When ‘Tis the Season?

Claire Coker and Peyton Zarate

As Thanksgiving has officially come to a close, the big debate  in the holiday-enthusiast community resurfaces: when to start celebrating Christmas. Two Current writers, Claire Coker and Peyton Zarate, take on this debate. 

Representing Team Post-Thanksgiving is Peyton. While she is arguing for a delayed Christmas season celebration, she is not a Grinch and enjoys Christmas immensely (just at the appropriate time). Claire represents Team Year-Round. While she doesn’t have anything against Thanksgiving, she argues that Santa doesn’t just watch you in December; people should be celebrating the spirit of Christmas year-round.

Q: What is the appropriate weather to start putting up decorations?

Peyton: I, for one, feel very uncomfortable standing in 50-degree weather and looking at Christmas lights on a tree with bright orange leaves.  Christmas is thought of as white and snowy. I don’t think it’s unreasonable to wait for the leaves to fall or for the temperature to drop dramatically before blowing up that inflatable Santa. Christmas decorations in mid-fall just don’t give the same feeling and, quite frankly, ruin the spirit by the time the 25th of December rolls around.
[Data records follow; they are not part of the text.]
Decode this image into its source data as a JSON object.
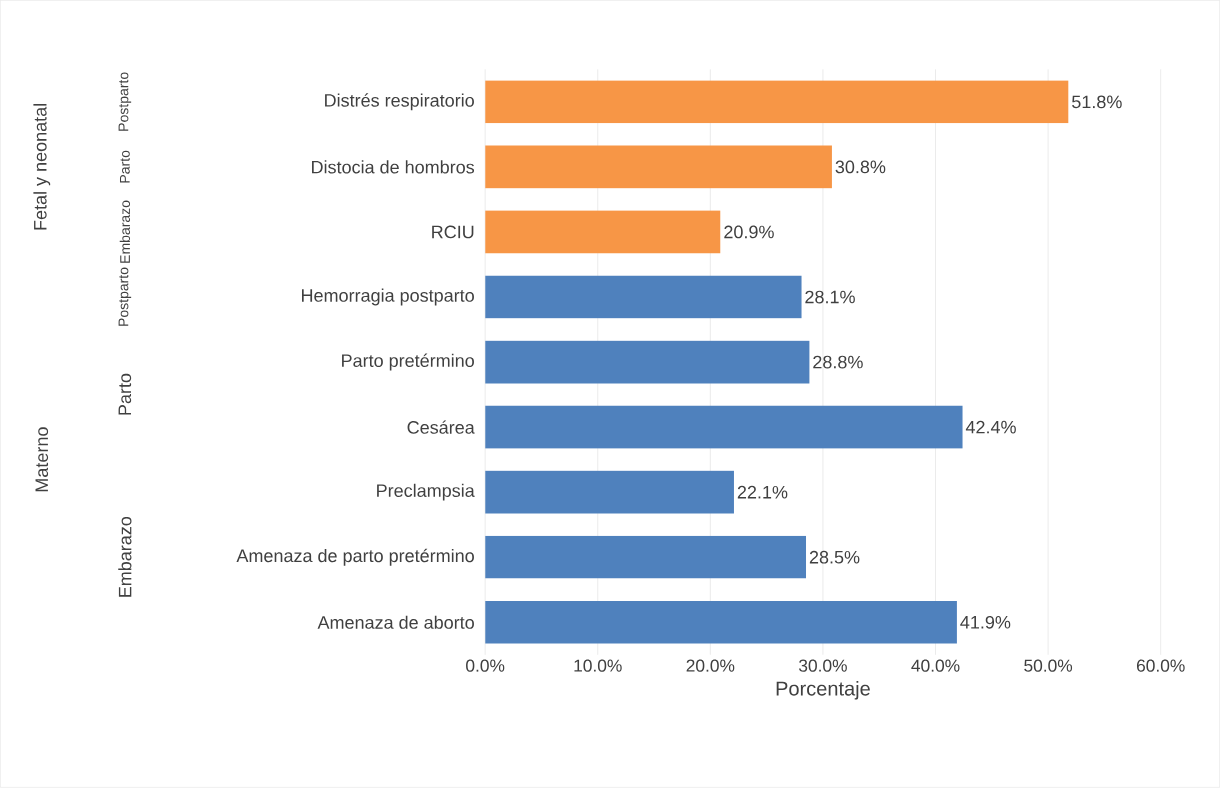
{
  "chart_data": {
    "type": "bar",
    "orientation": "horizontal",
    "categories": [
      "Distrés respiratorio",
      "Distocia de hombros",
      "RCIU",
      "Hemorragia postparto",
      "Parto pretérmino",
      "Cesárea",
      "Preclampsia",
      "Amenaza de parto pretérmino",
      "Amenaza de aborto"
    ],
    "values": [
      51.8,
      30.8,
      20.9,
      28.1,
      28.8,
      42.4,
      22.1,
      28.5,
      41.9
    ],
    "value_labels": [
      "51.8%",
      "30.8%",
      "20.9%",
      "28.1%",
      "28.8%",
      "42.4%",
      "22.1%",
      "28.5%",
      "41.9%"
    ],
    "colors": [
      "#f79646",
      "#f79646",
      "#f79646",
      "#4f81bd",
      "#4f81bd",
      "#4f81bd",
      "#4f81bd",
      "#4f81bd",
      "#4f81bd"
    ],
    "xlim": [
      0,
      60
    ],
    "xticks": [
      {
        "value": 0,
        "label": "0.0%"
      },
      {
        "value": 10,
        "label": "10.0%"
      },
      {
        "value": 20,
        "label": "20.0%"
      },
      {
        "value": 30,
        "label": "30.0%"
      },
      {
        "value": 40,
        "label": "40.0%"
      },
      {
        "value": 50,
        "label": "50.0%"
      },
      {
        "value": 60,
        "label": "60.0%"
      }
    ],
    "xlabel": "Porcentaje",
    "grid": "x",
    "annotations": [
      "Fetal y neonatal",
      "Materno",
      "Postparto",
      "Parto",
      "Embarazo",
      "Postparto",
      "Parto",
      "Embarazo"
    ]
  }
}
I believe the magical Christmas season is limited to December for a reason: it’s supposed to be a special time when happiness is concentrated. 

Claire: Peyton, last time I checked, your family was putting up decorations on November 18th. Waiting for the “White Christmas” Bing Crosby sings about is anticipating the next “snowmageddon” which only happens every few years. Some places, such as restaurants, have lights year round for their pleasant and welcoming aesthetic, so they must be good for business.

Q: Should Christmas music overpower Thanksgiving festivities? If not, when is the appropriate time to “jingle all the way?”

Peyton: To address the Christmas decorations, Claire, they were put up against my will, and if it were up to me, we would’ve strung the lights on Black Friday morning while blasting Christmas music. Admittedly, Christmas music is far superior to the five real Thanksgiving songs I found (“The Turkey Tango” included), but that doesn’t mean you can’t be festive. No one gives Easter any flack for the lack of cheery songs. Most holidays can’t compete when compared to Christmas, so is it really fair to say Christmas music should be played when Thanksgiving-specific music isn’t available? I think not. 

While I do agree that the Christmas spirit—exhibited through kindness, generosity, and joy—should be present throughout the year, Christmas music isn’t necessary to keep these characteristics alive. Save Mariah Carey for the 25-day countdown. Additionally, if Christmas songs are played prematurely, they can easily become overplayed, losing its magical feeling by the time Christmas arrives.

Claire: Maybe not any pop hits, much like the case for Thanksgiving, but Easter music does exist, and from what you’ve shown me, saying five real Thanksgiving songs is a stretch. I think most people would agree with me when I say not every song is a winner, but Christmas music is timeless hence why it’s played every year.

Let it go on the record, “overplayed” isn’t in my vocabulary when it comes to Christmas music; it always puts me in a good mood. I went on a cleanse recently per a bet I made, and it was mildly dispiriting. Music is a vital part of Christmas traditions, and that just may not be the setup for other holidays.

Q: What do the holidays mean to you?

Peyton: Christmas music isn’t the only source of joy; Thanksgiving has plenty to offer in the feelings department. For me, the time leading up to Thanksgiving provides space to be thankful without the music or decorations drawing attention. I’ve always had such fond Thanksgiving memories in NYC with my family—including ice skating in central park and watching the Macy’s Thanksgiving Parade in the freezing cold. The Thanksgiving spirit, though similar to the generosity of Christmas, has its own unique feeling of (internal) warmth and gratitude. Even though the Thanksgiving season isn’t as flamboyant as the Christmas season, Thanksgiving’s distinct sentiments deserve the few weeks between Halloween and Thanksgiving to itself.

Claire: All contrasting opinions aside, Christmas is ultimately about the happiness and kindness that we should all strive to incorporate, regardless of the season. It’s a contagious spirit; it brings people together: friends go ice skating, siblings make (and spill) hot chocolate, neighbors have snow battles, and families cuddle up on the couch to watch Christmas movies. Let’s not forget decorating the tree with nostalgic ornaments or cookie-making which may or may not lead to flour getting in your hair. Like many other holidays, it’s an occasion and in some ways, an excuse to connect.

Claire and Peyton: Whether it be for the breaks from school, family, or food, holidays hold special places in peoples’ hearts. Happy holidays, everyone!